Back to economics 101

Amongst the first things you will have learned during elementary economics is the difference between real and nominal interest rates. If inflation is 5% and you're getting 6% interest on your savings, the real interest is a measly 1%. If inflation is 5% and you're getting 2.5%, you're losing money and would be better off taking your money out of the bank and spending it on something. The forthcoming rise in interest rates is being trumpeted as 'good news for savers'. Unless inflation falls, of course, it will be nothing of the sort. 


At the top end, 'smart' money can invest in fine wines or art to beat inflation, but what for Mr Ordinary? Property used to offer a safe bet, but predictions are now for a further 10% fall from current values over the next 12 months. With inflation at 5%, that's a 15% drop in real asset value. 

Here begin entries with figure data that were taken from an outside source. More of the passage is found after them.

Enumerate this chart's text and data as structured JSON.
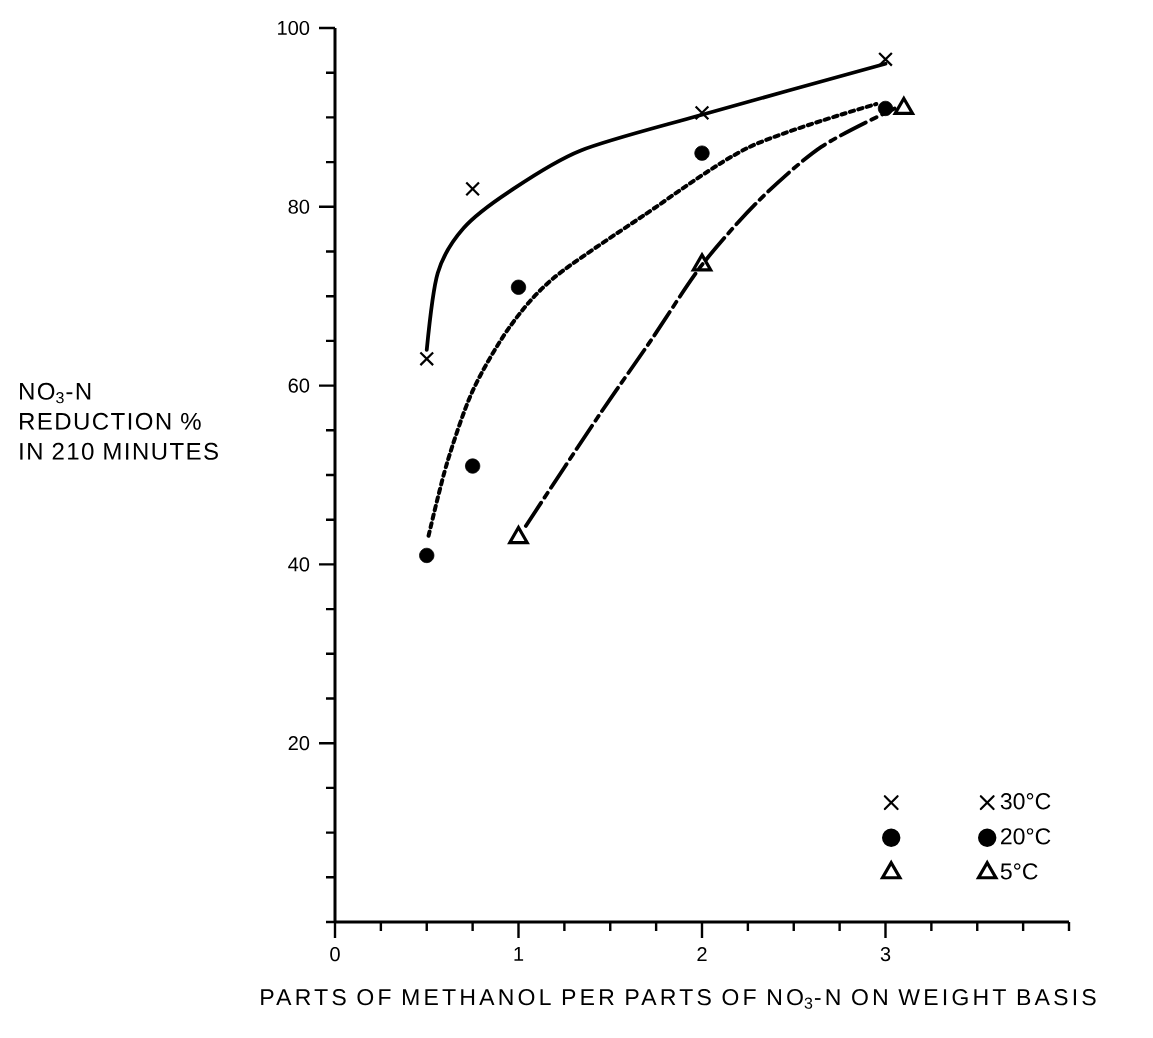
{
  "chart_data": {
    "type": "scatter",
    "xlabel": "PARTS OF METHANOL PER PARTS OF NO$_{3}$-N ON WEIGHT BASIS",
    "ylabel": "NO$_{3}$-N REDUCTION % IN 210 MINUTES",
    "xlim": [
      0,
      4
    ],
    "ylim": [
      0,
      100
    ],
    "xticks": [
      0,
      {
        "value": 0.25,
        "label": null
      },
      {
        "value": 0.5,
        "label": null
      },
      {
        "value": 0.75,
        "label": null
      },
      1,
      {
        "value": 1.25,
        "label": null
      },
      {
        "value": 1.5,
        "label": null
      },
      {
        "value": 1.75,
        "label": null
      },
      2,
      {
        "value": 2.25,
        "label": null
      },
      {
        "value": 2.5,
        "label": null
      },
      {
        "value": 2.75,
        "label": null
      },
      3,
      {
        "value": 3.25,
        "label": null
      },
      {
        "value": 3.5,
        "label": null
      },
      {
        "value": 3.75,
        "label": null
      },
      {
        "value": 4,
        "label": null
      }
    ],
    "yticks": [
      {
        "value": 0,
        "label": null
      },
      {
        "value": 5,
        "label": null
      },
      {
        "value": 10,
        "label": null
      },
      {
        "value": 15,
        "label": null
      },
      20,
      {
        "value": 25,
        "label": null
      },
      {
        "value": 30,
        "label": null
      },
      {
        "value": 35,
        "label": null
      },
      40,
      {
        "value": 45,
        "label": null
      },
      {
        "value": 50,
        "label": null
      },
      {
        "value": 55,
        "label": null
      },
      60,
      {
        "value": 65,
        "label": null
      },
      {
        "value": 70,
        "label": null
      },
      {
        "value": 75,
        "label": null
      },
      80,
      {
        "value": 85,
        "label": null
      },
      {
        "value": 90,
        "label": null
      },
      {
        "value": 95,
        "label": null
      },
      100
    ],
    "grid": false,
    "legend": "bottom right",
    "series": [
      {
        "name": "30°C",
        "type": "scatter",
        "marker": "cross",
        "color": "#000000",
        "x": [
          0.5,
          0.75,
          2,
          3
        ],
        "values": [
          63,
          82,
          90.5,
          96.5
        ]
      },
      {
        "type": "line",
        "line_style": "solid",
        "marker": "none",
        "color": "#000000",
        "x": [
          0.5,
          0.56,
          0.7,
          0.95,
          1.34,
          2,
          3
        ],
        "values": [
          64,
          72.6,
          77.6,
          81.7,
          86.3,
          90.3,
          96
        ]
      },
      {
        "name": "20°C",
        "type": "scatter",
        "marker": "circle",
        "color": "#000000",
        "x": [
          0.5,
          0.75,
          1,
          2,
          3
        ],
        "values": [
          41,
          51,
          71,
          86,
          91
        ]
      },
      {
        "type": "line",
        "line_style": "dotted",
        "marker": "none",
        "color": "#000000",
        "x": [
          0.51,
          0.61,
          0.75,
          0.95,
          1.19,
          1.68,
          2.26,
          2.95
        ],
        "values": [
          43.2,
          51.3,
          59.4,
          66.5,
          72,
          79,
          86.7,
          91.5
        ]
      },
      {
        "name": "5°C",
        "type": "scatter",
        "marker": "triangle",
        "color": "#000000",
        "x": [
          1,
          2,
          3.1
        ],
        "values": [
          43,
          73.5,
          91
        ]
      },
      {
        "type": "line",
        "line_style": "dashdot",
        "marker": "none",
        "color": "#000000",
        "x": [
          1.04,
          1.43,
          1.72,
          2,
          2.31,
          2.65,
          3.05
        ],
        "values": [
          44.3,
          56.4,
          65,
          73.5,
          80.7,
          86.7,
          91
        ]
      }
    ]
  }
}
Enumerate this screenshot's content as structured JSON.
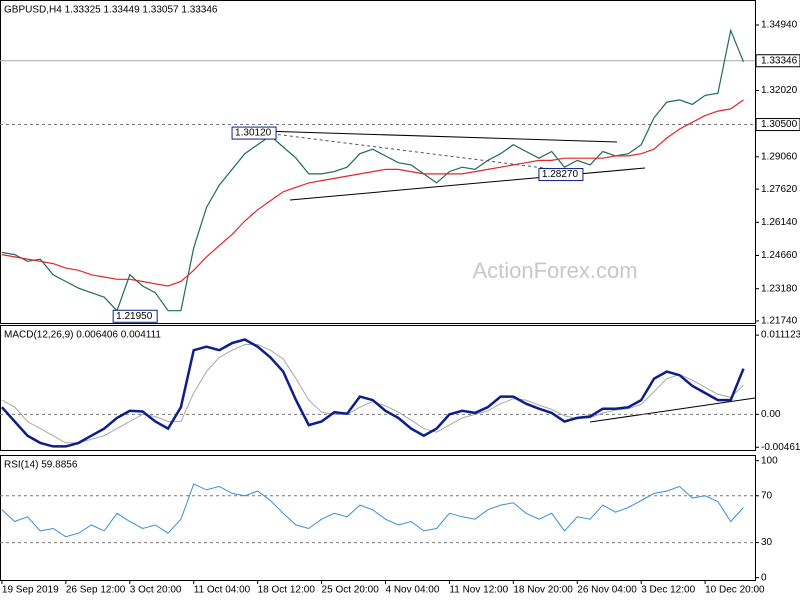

A rise in interest rates will also be the catalyst for earnings growth. Wage rises have been held down for the past two years (except for the fat cats at the top, who saw their wedge rise by 55% last year) as the interest rate has lingered near zero, but this won't continue. The only thing the government can do to forestall wage inflation is to cut tax. And this is the bold stroke I urge upon the Cameron government; a full 3% cut in employee's NI and a 2% cut in employer's contributions from April. If Cameron dithers, he's inviting a perfect political Hell for the coalition in 2011, with high and rising unemployment, repossessions, bankruptcies and commercial property joining residential in a nosedive. Does he have the balls?

1 comment:

Anonymous said...

Good article in Telegraph. http://www.telegraph.co.uk/finance/economics/8246501/Bold-reform-needed-if-capitalisms-heart-to-beat-more-strongly.html#
One poster makes the rather cynical claim that "Osbourne is going to destroy growth over the next 3 years and use rising unemployment to hold wages down so interest rates can be held down artificially.

He'll reflate for the 2015 election and with 6% real RPI, he will have achieved a 20% or so real reduction in debt values, the cost being a massive reduction of spending power for real goods."